A amígdala palatina é um dos principais locais onde o agente pode ser isolado tanto
de animais infectados quanto portadores. O uso de corantes na imunoistologia permitiu a
identificação de tipos celulares associados com a bactéria nas tonsilas de leitões gnobióticos
infectados O agente nunca foi associado com células T ou B, mas sempre associados com a
linhagem mielóide. A Expressão de CD 16 e CD 163 nesses leucócitos sugere associação
com macrófagos maduros nas amígdalas que podem levar a eliminação/controle da
bactéria.
A resposta inata envolve neutrófilos, macrófagos e células epiteliais foliculares que
limitar a infecção na amídala na qual o agente persiste.
Fatores bacterianos influenciam negativamente a imunidade inata, incluindo a
suilisina e o polissacarídeo capsular. Suilisina é tóxica para os neutrófilos e produz poros
enquanto que a cápsula reduz a fagocitose por inibir a fosforilação dependente da via de
sinalização. A penetração de cepas virulenta na amídala é rápida e envolve poucos
organismos, assim como acontece com o S. equi. È seguido pela bacteremia ou septicemia
com envolvimento de articulações, meninges e pulmões. O pulmão pode ser atingido pelo
trato respiratório superior. Entretanto é necessária uma alta bacteremia para o
Virulência
O S. suis existe numa multiplicidade de fenótipos caracterizados pelo tipo; pela
presença ou ausência de cápsula; pela superfície-exposta ou pelas proteínas secretadas. Esta
variação em combinação com via de entrada e estado imune dos suínos determina o
potencial de virulência de um isolado
A associação entre virulência e fenótipo do S. suis tipo 2 foi avaliada inoculando
suínos “germfree” com 10 cepas de S. suis tipo 2 conforme o seu fenótipo. Os fenótipos
foram diferenciados pela presença ou ausência da proteína liberada da muramidase ou MRP
e fator extracelular ou EF que foram designados MRP+ EF+, MRP+ EF- e MRP- EF-. Os
suínos foram pré-inoculados com Bordetella bronchiseptica para predispô-los à infecção
intranasal pelo estreptococo. Cepas com fenótipo MRP+ EF+ induziram febre e aumento no
número de polimorfonucleares sanguíneos. Sinais clínicos específicos como alterações do
SNC e claudicação foram observados. Cepas com fenótipo MRP+ EF- induziram sinais
clínicos não específicos como perda de apetite, decúbito, febre e discretas alterações
patológicas nas serosas. Cepas com fenótipo MRP- EF- não induziram sinais de doença.

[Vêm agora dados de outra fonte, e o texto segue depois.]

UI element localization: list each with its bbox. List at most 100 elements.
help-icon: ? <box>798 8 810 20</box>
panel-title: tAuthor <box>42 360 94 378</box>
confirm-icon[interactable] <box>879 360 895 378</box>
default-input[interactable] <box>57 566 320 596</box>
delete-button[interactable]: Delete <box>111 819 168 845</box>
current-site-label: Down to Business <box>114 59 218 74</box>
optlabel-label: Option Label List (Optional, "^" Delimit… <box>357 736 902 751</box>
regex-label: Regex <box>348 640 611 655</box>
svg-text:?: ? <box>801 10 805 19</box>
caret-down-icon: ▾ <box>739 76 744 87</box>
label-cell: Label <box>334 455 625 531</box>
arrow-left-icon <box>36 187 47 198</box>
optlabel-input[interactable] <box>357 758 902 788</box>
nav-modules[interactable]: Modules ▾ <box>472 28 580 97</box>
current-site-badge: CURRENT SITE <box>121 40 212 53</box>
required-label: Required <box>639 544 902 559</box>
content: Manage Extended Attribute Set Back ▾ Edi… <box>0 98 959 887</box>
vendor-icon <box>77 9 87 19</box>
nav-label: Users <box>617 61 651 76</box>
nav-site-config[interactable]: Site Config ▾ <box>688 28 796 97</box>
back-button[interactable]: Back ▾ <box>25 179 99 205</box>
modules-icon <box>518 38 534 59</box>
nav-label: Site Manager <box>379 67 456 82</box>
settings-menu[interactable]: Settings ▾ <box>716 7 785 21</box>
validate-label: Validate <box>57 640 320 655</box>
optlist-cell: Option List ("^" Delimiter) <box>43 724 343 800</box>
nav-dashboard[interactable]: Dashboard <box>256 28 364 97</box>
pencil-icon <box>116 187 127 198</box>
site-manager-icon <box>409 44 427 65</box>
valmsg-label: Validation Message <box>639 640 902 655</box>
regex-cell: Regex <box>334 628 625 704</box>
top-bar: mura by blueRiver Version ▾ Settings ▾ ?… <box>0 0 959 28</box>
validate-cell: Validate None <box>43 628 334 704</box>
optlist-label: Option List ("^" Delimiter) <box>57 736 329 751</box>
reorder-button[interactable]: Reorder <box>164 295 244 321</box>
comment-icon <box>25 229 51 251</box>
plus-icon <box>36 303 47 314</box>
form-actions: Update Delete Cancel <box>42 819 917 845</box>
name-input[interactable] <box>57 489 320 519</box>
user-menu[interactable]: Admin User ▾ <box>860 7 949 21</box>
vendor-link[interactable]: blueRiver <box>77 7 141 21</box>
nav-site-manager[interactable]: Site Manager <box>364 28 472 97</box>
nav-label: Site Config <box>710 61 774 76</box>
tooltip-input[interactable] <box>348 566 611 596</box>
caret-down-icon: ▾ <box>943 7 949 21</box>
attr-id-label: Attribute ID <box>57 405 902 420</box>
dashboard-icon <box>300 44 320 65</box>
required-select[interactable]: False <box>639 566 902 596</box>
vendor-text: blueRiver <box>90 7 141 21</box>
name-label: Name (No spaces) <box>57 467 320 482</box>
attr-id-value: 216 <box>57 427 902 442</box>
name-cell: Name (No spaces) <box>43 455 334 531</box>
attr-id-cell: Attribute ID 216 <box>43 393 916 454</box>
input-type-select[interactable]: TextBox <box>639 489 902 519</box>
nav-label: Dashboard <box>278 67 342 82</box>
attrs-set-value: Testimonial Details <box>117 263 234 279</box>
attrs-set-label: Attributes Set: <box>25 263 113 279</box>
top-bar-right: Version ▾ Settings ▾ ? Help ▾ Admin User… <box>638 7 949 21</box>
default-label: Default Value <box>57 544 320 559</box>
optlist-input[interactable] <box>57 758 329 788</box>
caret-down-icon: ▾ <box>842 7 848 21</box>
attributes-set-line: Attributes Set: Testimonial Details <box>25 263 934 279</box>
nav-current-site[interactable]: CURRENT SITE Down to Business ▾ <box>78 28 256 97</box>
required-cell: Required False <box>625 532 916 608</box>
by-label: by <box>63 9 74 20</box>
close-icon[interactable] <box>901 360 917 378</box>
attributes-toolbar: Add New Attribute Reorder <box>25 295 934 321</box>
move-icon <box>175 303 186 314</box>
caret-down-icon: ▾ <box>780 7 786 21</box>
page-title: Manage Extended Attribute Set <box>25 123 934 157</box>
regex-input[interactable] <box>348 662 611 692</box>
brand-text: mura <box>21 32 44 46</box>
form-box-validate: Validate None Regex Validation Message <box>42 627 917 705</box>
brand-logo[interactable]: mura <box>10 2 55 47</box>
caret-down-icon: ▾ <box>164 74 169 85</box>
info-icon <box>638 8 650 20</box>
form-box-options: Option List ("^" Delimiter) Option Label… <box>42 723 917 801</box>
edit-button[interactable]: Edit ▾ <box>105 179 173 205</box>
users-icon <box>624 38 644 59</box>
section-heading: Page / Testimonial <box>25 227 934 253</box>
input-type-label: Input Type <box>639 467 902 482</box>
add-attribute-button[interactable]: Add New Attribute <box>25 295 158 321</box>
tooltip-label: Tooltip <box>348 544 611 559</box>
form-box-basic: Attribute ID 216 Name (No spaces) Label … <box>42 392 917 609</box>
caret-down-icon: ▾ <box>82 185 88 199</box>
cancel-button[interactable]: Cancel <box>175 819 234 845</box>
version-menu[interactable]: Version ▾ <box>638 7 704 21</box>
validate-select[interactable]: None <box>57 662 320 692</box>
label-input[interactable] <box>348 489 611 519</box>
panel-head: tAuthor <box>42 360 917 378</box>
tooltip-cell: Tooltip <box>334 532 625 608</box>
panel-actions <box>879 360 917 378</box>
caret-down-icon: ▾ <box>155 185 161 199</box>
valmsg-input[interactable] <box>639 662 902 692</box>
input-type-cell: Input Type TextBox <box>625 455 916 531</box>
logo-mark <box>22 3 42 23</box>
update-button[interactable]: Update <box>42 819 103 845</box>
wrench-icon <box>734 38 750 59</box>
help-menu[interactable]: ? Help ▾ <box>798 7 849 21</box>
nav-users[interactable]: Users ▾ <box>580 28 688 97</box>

Esses achados indicam que a EF com 110-kDa e em menor grau a MRP com 136 kDa
podem estar associadas com a virulência. O S. suis é um patógeno altamente versátil que
apresenta um conjunto de fatores de virulência que parece funcionar em diferentes
combinações para realizar a invasão e produção da lesão em uma variedade de condições.
A presença ou ausência de um fator de virulência específico não necessariamente
estabelece as condições de virulência ou avirulência. A disponibilidade das seqüências
genômicas do S. suis cresceu muito a lista de possíveis fatores de virulência, muitos dos
quais são aderidos à superfície ou secretados.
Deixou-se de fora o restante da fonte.